Costruisci massa muscolare magra Passaggio 8
Costruisci massa muscolare magra Passaggio 8

Passaggio 2. Esegui esercizi composti ogni giorno

A differenza del sollevamento pesi tradizionale e dell'allenamento con le macchine, gli esercizi composti sono progettati per far lavorare il corpo nel suo insieme, quindi riposa i muscoli e fai cardio il giorno dopo aver eseguito gli esercizi composti.

Parte 3 di 3: Dieta per costruire muscoli magri

Costruisci massa muscolare magra Passaggio 9
Costruisci massa muscolare magra Passaggio 9

Passaggio 1. Regola l'assunzione di cibo in base al tuo schema di allenamento

Ogni giorno, la tua assunzione dovrebbe includere quanto segue:

  • Colazione contenente tra le 300 e le 600 calorie entro 90 minuti dal risveglio. Ai tuoi muscoli non verrà ordinato di immagazzinare grasso e otterrai un corpo più snello.
  • Mangia 2 ore prima di andare all'allenamento. Cerca di programmare un pranzo o uno spuntino abbondante in modo da avere abbastanza tempo per digerirlo e utilizzare le calorie di quei pasti mentre ti alleni.
  • Fai uno spuntino ad alto contenuto proteico dopo l'allenamento. Se riesci a consumare un pasto ad alto contenuto proteico entro 1 ora dall'allenamento, questa è una buona opzione. Tuttavia, uno spuntino ad alto contenuto proteico contenente ricotta a basso contenuto di grassi o yogurt, burro/burro di arachidi, proteine in polvere, uova, pesce o pollame ti aiuterà a recuperare più velocemente.
Costruisci massa muscolare magra Passaggio 10
Costruisci massa muscolare magra Passaggio 10

Passaggio 2. Mangia molte verdure

Le verdure dovrebbero essere fino a metà piatto della porzione che mangi. Gli spinaci sono la migliore fonte di glutammina, che favorisce la crescita muscolare magra. Le barbabietole sono un'ottima fonte di betaina, che aiuta a riparare le articolazioni.

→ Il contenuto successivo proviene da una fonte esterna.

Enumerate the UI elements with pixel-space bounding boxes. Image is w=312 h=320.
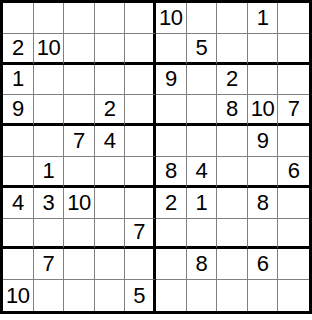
cell-r10c3-empty[interactable] xyxy=(64,280,95,311)
cell-r2c2-given[interactable]: 10 xyxy=(34,34,65,65)
cell-r2c10-empty[interactable] xyxy=(278,34,309,65)
cell-r9c2-given[interactable]: 7 xyxy=(34,249,65,280)
cell-r2c3-empty[interactable] xyxy=(64,34,95,65)
cell-r8c10-empty[interactable] xyxy=(278,219,309,250)
cell-r9c4-empty[interactable] xyxy=(95,249,126,280)
cell-r5c1-empty[interactable] xyxy=(3,126,34,157)
cell-r5c3-given[interactable]: 7 xyxy=(64,126,95,157)
cell-r6c8-empty[interactable] xyxy=(217,157,248,188)
cell-r7c4-empty[interactable] xyxy=(95,188,126,219)
cell-r3c3-empty[interactable] xyxy=(64,65,95,96)
cell-r4c8-given[interactable]: 8 xyxy=(217,95,248,126)
cell-r4c2-empty[interactable] xyxy=(34,95,65,126)
cell-r4c4-given[interactable]: 2 xyxy=(95,95,126,126)
cell-r4c1-given[interactable]: 9 xyxy=(3,95,34,126)
cell-r1c5-empty[interactable] xyxy=(125,3,156,34)
cell-r5c2-empty[interactable] xyxy=(34,126,65,157)
cell-r6c10-given[interactable]: 6 xyxy=(278,157,309,188)
cell-r8c9-empty[interactable] xyxy=(248,219,279,250)
cell-r2c4-empty[interactable] xyxy=(95,34,126,65)
cell-r2c6-empty[interactable] xyxy=(156,34,187,65)
cell-r7c8-empty[interactable] xyxy=(217,188,248,219)
cell-r7c5-empty[interactable] xyxy=(125,188,156,219)
cell-r2c7-given[interactable]: 5 xyxy=(187,34,218,65)
cell-r1c6-given[interactable]: 10 xyxy=(156,3,187,34)
cell-r10c2-empty[interactable] xyxy=(34,280,65,311)
cell-r1c4-empty[interactable] xyxy=(95,3,126,34)
cell-r5c7-empty[interactable] xyxy=(187,126,218,157)
cell-r1c7-empty[interactable] xyxy=(187,3,218,34)
cell-r9c5-empty[interactable] xyxy=(125,249,156,280)
cell-r8c5-given[interactable]: 7 xyxy=(125,219,156,250)
cell-r6c5-empty[interactable] xyxy=(125,157,156,188)
cell-r1c1-empty[interactable] xyxy=(3,3,34,34)
cell-r6c4-empty[interactable] xyxy=(95,157,126,188)
cell-r7c7-given[interactable]: 1 xyxy=(187,188,218,219)
cell-r10c9-empty[interactable] xyxy=(248,280,279,311)
cell-r8c4-empty[interactable] xyxy=(95,219,126,250)
cell-r3c10-empty[interactable] xyxy=(278,65,309,96)
cell-r3c5-empty[interactable] xyxy=(125,65,156,96)
cell-r3c2-empty[interactable] xyxy=(34,65,65,96)
cell-r7c1-given[interactable]: 4 xyxy=(3,188,34,219)
cell-r8c6-empty[interactable] xyxy=(156,219,187,250)
cell-r2c8-empty[interactable] xyxy=(217,34,248,65)
cell-r6c6-given[interactable]: 8 xyxy=(156,157,187,188)
cell-r3c8-given[interactable]: 2 xyxy=(217,65,248,96)
cell-r10c1-given[interactable]: 10 xyxy=(3,280,34,311)
cell-r9c6-empty[interactable] xyxy=(156,249,187,280)
cell-r10c8-empty[interactable] xyxy=(217,280,248,311)
cell-r5c4-given[interactable]: 4 xyxy=(95,126,126,157)
cell-r7c6-given[interactable]: 2 xyxy=(156,188,187,219)
cell-r9c8-empty[interactable] xyxy=(217,249,248,280)
cell-r8c2-empty[interactable] xyxy=(34,219,65,250)
cell-r2c1-given[interactable]: 2 xyxy=(3,34,34,65)
cell-r5c8-empty[interactable] xyxy=(217,126,248,157)
cell-r4c6-empty[interactable] xyxy=(156,95,187,126)
cell-r10c5-given[interactable]: 5 xyxy=(125,280,156,311)
sudoku-board: 1012105192928107749184643102187786105 xyxy=(0,0,312,314)
cell-r8c8-empty[interactable] xyxy=(217,219,248,250)
cell-r7c9-given[interactable]: 8 xyxy=(248,188,279,219)
cell-r5c6-empty[interactable] xyxy=(156,126,187,157)
cell-r5c10-empty[interactable] xyxy=(278,126,309,157)
cell-r8c3-empty[interactable] xyxy=(64,219,95,250)
cell-r9c10-empty[interactable] xyxy=(278,249,309,280)
cell-r8c1-empty[interactable] xyxy=(3,219,34,250)
cell-r6c9-empty[interactable] xyxy=(248,157,279,188)
cell-r10c7-empty[interactable] xyxy=(187,280,218,311)
cell-r4c10-given[interactable]: 7 xyxy=(278,95,309,126)
cell-r7c3-given[interactable]: 10 xyxy=(64,188,95,219)
cell-r2c9-empty[interactable] xyxy=(248,34,279,65)
cell-r3c4-empty[interactable] xyxy=(95,65,126,96)
cell-r6c1-empty[interactable] xyxy=(3,157,34,188)
cell-r3c7-empty[interactable] xyxy=(187,65,218,96)
cell-r6c7-given[interactable]: 4 xyxy=(187,157,218,188)
cell-r1c8-empty[interactable] xyxy=(217,3,248,34)
cell-r6c3-empty[interactable] xyxy=(64,157,95,188)
cell-r2c5-empty[interactable] xyxy=(125,34,156,65)
cell-r4c5-empty[interactable] xyxy=(125,95,156,126)
cell-r10c10-empty[interactable] xyxy=(278,280,309,311)
cell-r7c2-given[interactable]: 3 xyxy=(34,188,65,219)
cell-r9c1-empty[interactable] xyxy=(3,249,34,280)
cell-r5c5-empty[interactable] xyxy=(125,126,156,157)
cell-r1c9-given[interactable]: 1 xyxy=(248,3,279,34)
cell-r4c3-empty[interactable] xyxy=(64,95,95,126)
cell-r10c4-empty[interactable] xyxy=(95,280,126,311)
cell-r10c6-empty[interactable] xyxy=(156,280,187,311)
cell-r1c10-empty[interactable] xyxy=(278,3,309,34)
cell-r4c7-empty[interactable] xyxy=(187,95,218,126)
cell-r3c9-empty[interactable] xyxy=(248,65,279,96)
cell-r1c3-empty[interactable] xyxy=(64,3,95,34)
cell-r3c1-given[interactable]: 1 xyxy=(3,65,34,96)
cell-r5c9-given[interactable]: 9 xyxy=(248,126,279,157)
cell-r9c9-given[interactable]: 6 xyxy=(248,249,279,280)
cell-r9c3-empty[interactable] xyxy=(64,249,95,280)
cell-r6c2-given[interactable]: 1 xyxy=(34,157,65,188)
cell-r7c10-empty[interactable] xyxy=(278,188,309,219)
cell-r8c7-empty[interactable] xyxy=(187,219,218,250)
cell-r3c6-given[interactable]: 9 xyxy=(156,65,187,96)
cell-r9c7-given[interactable]: 8 xyxy=(187,249,218,280)
cell-r1c2-empty[interactable] xyxy=(34,3,65,34)
cell-r4c9-given[interactable]: 10 xyxy=(248,95,279,126)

Costruisci massa muscolare magra Passaggio 11
Costruisci massa muscolare magra Passaggio 11

Passaggio 3. Scegli la frutta con saggezza

Mele, arance, banane e melone hanno benefici nutrizionali che aiutano a sviluppare i muscoli e sono ricchi di fibre.

Costruisci massa muscolare magra Passaggio 12
Costruisci massa muscolare magra Passaggio 12

Passaggio 4. Mangia molti cereali integrali

Riso integrale, quinoa e cereali integrali sono esempi di proteine complete con un ottimo gusto per l'aggiunta di fibre.